で、作家はオーナーの娘に手伝わせながら小説を書き進める。それが劇中劇として描かれ、木村拓哉はそちらでは作家自身の役、というややこしさ。未来SFの形で、列車に乗って、何も変わらない、という場所2046を目指す。そこから帰ってきた者はいない、作家一人を除いて。

ずーっと、想いはすれ違う、ということを描いている監督だが、香港と日本で遠距離恋愛の若い二人はなんとか結婚したようで、お幸せでお過ごしを祈りたい。

花様年華

2000年作品。隣り合わせた部屋に、同じ日に引っ越してきた夫婦二組。

次第に、互いの連れ合い同志が、不倫関係にあることを感じる。傷つき、互いを慰めあうような空気が漂い、次第に色濃くなっていく。肉体的には何も無いまま。

一言で言うならそれだけの話なのだ。人目を避けるため、ホテルの部屋を借りる。片側が深紅のカーテンで覆われたホテルの廊下、深紅のコートでそこに立つマギー。こんな色合わせをほかの誰が・・・あ、鈴木清順なら!などと思って。そうしたら、最後、曲名が流れたらそこに『夢二のテーマ』って。鈴木清順監督作品の「夢二」は観ていないので、気づかなかった。昔見た時も、たぶん気づかなかったのだろう。鈴木清順監督作品へのオマージュと受け止めよう。

マギーや、アパートオーナーの着ているチャイナドレスがまことに美しい。なんと、アートディレクター張淑平の母上が、60年代に着ていたものをリメイクしたんだって。中の上クラスの生活と思われ、それでも60年代香港の住環境はこんな感じなのか。

プラトニックなまま、一緒に、という誘いにもすれ違うまま、時が過ぎ、シンガポールで仕事についている彼の部屋に、赤い口紅がついた煙草の吸殻が。最後も、子連れになっている女が昔のアパートを借りる、そこでもすれ違う男と女。

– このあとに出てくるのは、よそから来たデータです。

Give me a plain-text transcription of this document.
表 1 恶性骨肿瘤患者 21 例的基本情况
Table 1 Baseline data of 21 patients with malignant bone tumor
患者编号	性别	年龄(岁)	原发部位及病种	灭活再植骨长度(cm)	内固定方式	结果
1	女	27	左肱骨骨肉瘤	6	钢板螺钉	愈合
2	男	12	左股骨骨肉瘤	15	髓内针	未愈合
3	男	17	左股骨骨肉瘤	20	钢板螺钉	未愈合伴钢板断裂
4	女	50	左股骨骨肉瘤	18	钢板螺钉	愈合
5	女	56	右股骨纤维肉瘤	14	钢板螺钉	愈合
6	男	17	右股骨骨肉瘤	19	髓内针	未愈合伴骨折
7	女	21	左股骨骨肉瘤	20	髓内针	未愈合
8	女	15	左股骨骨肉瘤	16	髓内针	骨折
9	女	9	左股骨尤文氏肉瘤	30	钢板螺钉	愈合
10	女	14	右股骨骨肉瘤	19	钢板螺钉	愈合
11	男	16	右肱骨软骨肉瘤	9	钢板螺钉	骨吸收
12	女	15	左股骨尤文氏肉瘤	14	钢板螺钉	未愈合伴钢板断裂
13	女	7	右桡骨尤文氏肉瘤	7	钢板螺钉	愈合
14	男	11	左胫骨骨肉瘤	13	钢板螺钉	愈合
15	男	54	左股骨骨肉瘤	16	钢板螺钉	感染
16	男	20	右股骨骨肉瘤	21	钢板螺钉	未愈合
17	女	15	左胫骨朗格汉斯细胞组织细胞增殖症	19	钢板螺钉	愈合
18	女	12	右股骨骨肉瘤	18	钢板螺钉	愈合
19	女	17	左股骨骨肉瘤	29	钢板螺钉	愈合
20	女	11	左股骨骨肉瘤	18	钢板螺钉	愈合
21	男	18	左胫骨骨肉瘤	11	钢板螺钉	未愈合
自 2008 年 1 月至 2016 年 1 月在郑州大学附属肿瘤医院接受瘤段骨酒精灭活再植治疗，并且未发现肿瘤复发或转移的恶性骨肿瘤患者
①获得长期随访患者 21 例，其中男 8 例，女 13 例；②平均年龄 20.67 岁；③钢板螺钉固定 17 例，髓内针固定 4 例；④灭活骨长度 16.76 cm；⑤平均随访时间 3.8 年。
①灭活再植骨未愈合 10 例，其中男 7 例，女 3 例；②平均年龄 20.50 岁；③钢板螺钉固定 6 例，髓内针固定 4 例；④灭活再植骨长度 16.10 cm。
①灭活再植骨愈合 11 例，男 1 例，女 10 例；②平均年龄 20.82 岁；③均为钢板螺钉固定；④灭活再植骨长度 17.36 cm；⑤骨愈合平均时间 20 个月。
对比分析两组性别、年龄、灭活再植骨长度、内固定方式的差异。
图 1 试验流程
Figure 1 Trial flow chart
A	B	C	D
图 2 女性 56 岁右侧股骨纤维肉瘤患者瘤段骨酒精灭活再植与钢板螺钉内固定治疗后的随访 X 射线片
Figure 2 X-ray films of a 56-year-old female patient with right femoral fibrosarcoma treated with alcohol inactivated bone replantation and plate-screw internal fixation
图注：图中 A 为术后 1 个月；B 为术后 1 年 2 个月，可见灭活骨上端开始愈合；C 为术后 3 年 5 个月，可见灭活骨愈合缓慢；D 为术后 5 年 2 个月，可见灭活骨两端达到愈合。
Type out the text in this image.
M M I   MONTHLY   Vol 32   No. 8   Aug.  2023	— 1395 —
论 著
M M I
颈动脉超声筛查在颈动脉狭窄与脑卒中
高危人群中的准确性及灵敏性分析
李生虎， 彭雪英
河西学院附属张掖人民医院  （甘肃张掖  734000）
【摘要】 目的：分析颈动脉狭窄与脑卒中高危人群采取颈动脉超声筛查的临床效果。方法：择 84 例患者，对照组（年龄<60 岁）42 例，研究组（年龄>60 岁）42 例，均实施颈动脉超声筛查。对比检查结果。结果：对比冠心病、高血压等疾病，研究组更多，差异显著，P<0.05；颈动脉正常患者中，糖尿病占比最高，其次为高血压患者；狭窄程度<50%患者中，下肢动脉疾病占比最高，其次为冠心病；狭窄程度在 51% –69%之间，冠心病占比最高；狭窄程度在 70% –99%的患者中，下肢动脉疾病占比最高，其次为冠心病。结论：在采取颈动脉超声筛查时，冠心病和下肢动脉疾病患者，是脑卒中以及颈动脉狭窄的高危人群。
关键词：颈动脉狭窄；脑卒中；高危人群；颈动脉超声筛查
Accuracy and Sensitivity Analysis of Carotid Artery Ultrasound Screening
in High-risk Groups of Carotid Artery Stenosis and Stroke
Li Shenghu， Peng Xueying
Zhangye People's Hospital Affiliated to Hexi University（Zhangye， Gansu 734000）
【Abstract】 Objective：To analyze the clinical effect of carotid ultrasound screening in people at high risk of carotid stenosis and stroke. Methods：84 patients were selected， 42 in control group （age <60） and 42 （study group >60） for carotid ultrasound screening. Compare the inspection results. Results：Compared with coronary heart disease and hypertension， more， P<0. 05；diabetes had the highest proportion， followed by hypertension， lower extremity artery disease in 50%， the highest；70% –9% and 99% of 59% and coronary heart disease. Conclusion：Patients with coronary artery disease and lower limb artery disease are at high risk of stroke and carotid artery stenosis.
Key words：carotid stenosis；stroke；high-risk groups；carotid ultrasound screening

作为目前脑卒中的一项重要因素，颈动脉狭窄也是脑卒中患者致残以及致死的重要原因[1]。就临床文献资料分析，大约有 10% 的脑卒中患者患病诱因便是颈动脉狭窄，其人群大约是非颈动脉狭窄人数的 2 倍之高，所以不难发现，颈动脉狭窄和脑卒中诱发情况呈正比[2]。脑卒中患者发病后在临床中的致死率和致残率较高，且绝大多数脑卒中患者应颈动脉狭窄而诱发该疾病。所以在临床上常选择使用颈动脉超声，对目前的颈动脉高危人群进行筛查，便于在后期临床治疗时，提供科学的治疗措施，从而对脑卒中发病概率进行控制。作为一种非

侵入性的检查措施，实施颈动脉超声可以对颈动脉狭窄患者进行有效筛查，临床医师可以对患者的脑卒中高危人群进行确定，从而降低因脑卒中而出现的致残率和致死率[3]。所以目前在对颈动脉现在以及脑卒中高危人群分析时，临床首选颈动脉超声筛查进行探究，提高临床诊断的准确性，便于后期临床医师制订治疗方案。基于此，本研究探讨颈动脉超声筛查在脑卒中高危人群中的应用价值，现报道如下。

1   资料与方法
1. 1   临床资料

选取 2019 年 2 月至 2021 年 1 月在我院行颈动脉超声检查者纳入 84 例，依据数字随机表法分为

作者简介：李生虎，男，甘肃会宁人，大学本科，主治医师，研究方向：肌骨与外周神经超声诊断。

カンボジアのアンコールワットを訪れている男は、壁の穴に向かって何かをささやく。

・・・こんなお話ですが、王家衛作品の中でも「ブエノスアイレス」と並ぶ名作だと、改めて感じました。毎度のことながら、ストーリーを追いたい人には向かない王家衛。匂い、色彩、音、頭ではなく五感に届くなにか。あ、花様的年華という流行歌があったんだね。